LAGOS, Nov 30 (AFP) - People living with HIV/AIDS in Nigeria urgently need better access to anti-retroviral treatment, the international medical aid group Medecins Sans Frontieres (MSF - Doctors Without Borders) - said Tuesday.
Africa's most populous country of 130 million people started the administration of anti-retroviral ARV drugs on some 10,000 of its some four million people living with HIV/AIDS, in December 2001 at some designated centres across the country.
The MSF country head Sebastian Weber said in a statement sent to AFP ahead of World AIDS Day that the agency welcomed the governments plans to expand the HIV/AIDS treatment.
But he underlined that "just handing out drugs is not enough to save lives. Any programme that does not succeed in helping patients adhere to the strict treatment regimen is condemned to fail".
High dropout rates will lead to drug resistance and result in a public health disaster, he said.
Alongside the actual treatment with anti-retroviral drugs the MSF programme includes components such as voluntary counselling and testing, adherence to treatment support, treatment of opportunistic infections, improved nursing care, as well as social and psychological patient support.
"The use of generic anti-retroviral drugs is the key to treatment expansion. While being of the same quality as brand drugs, most generic anti-retrovirals cost less than half the price of brand drugs," he said.
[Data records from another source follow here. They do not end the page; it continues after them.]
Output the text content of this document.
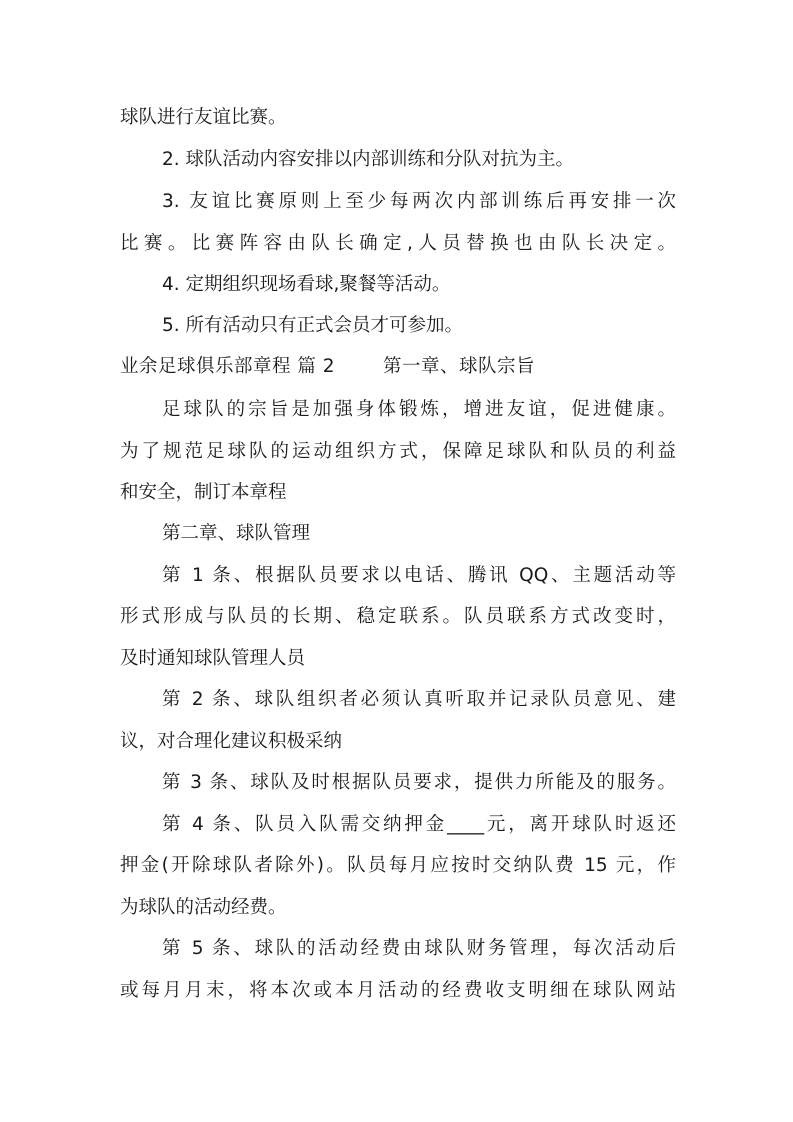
球队进行友谊比赛。
2. 球队活动内容安排以内部训练和分队对抗为主。
3. 友谊比赛原则上至少每两次内部训练后再安排一次
比赛。比赛阵容由队长确定,人员替换也由队长决定。
4. 定期组织现场看球,聚餐等活动。
5. 所有活动只有正式会员才可参加。
业余足球俱乐部章程 篇 2	第一章、球队宗旨
足球队的宗旨是加强身体锻炼，增进友谊，促进健康。
为了规范足球队的运动组织方式，保障足球队和队员的利益
和安全，制订本章程
第二章、球队管理
第 1 条、根据队员要求以电话、腾讯 QQ、主题活动等
形式形成与队员的长期、稳定联系。队员联系方式改变时，
及时通知球队管理人员
第 2 条、球队组织者必须认真听取并记录队员意见、建
议，对合理化建议积极采纳
第 3 条、球队及时根据队员要求，提供力所能及的服务。
第 4 条、队员入队需交纳押金____元，离开球队时返还
押金(开除球队者除外)。队员每月应按时交纳队费 15 元，作
为球队的活动经费。
第 5 条、球队的活动经费由球队财务管理，每次活动后
或每月月末，将本次或本月活动的经费收支明细在球队网站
"Moreover, only generic drugs are available in the form of so-called fixed-dose-combinations easy-to-use pills containing three anti-retroviral drugs in one tablet," he said.
"Only generic quality drugs guarantee that life-prolonging AIDS treatment can be provided as simply as possible to as many Nigerians as possible," Weber added.
"On the occasion of World AIDS Day MSF together with General Hospital Lagos presents a pioneer HIV/AIDS treatment programme," he said, adding that the programme could be a model for treatment programmes to be established in the country.
"The programme can serve as a model of best practice for Nigeria," Weber said.
In Lagos, MSF started treating HIV patients with anti-retroviral drugs in August 2004. Worldwide, MSF is providing antiretroviral treatment to over 23,000 people in a total of 27 countries.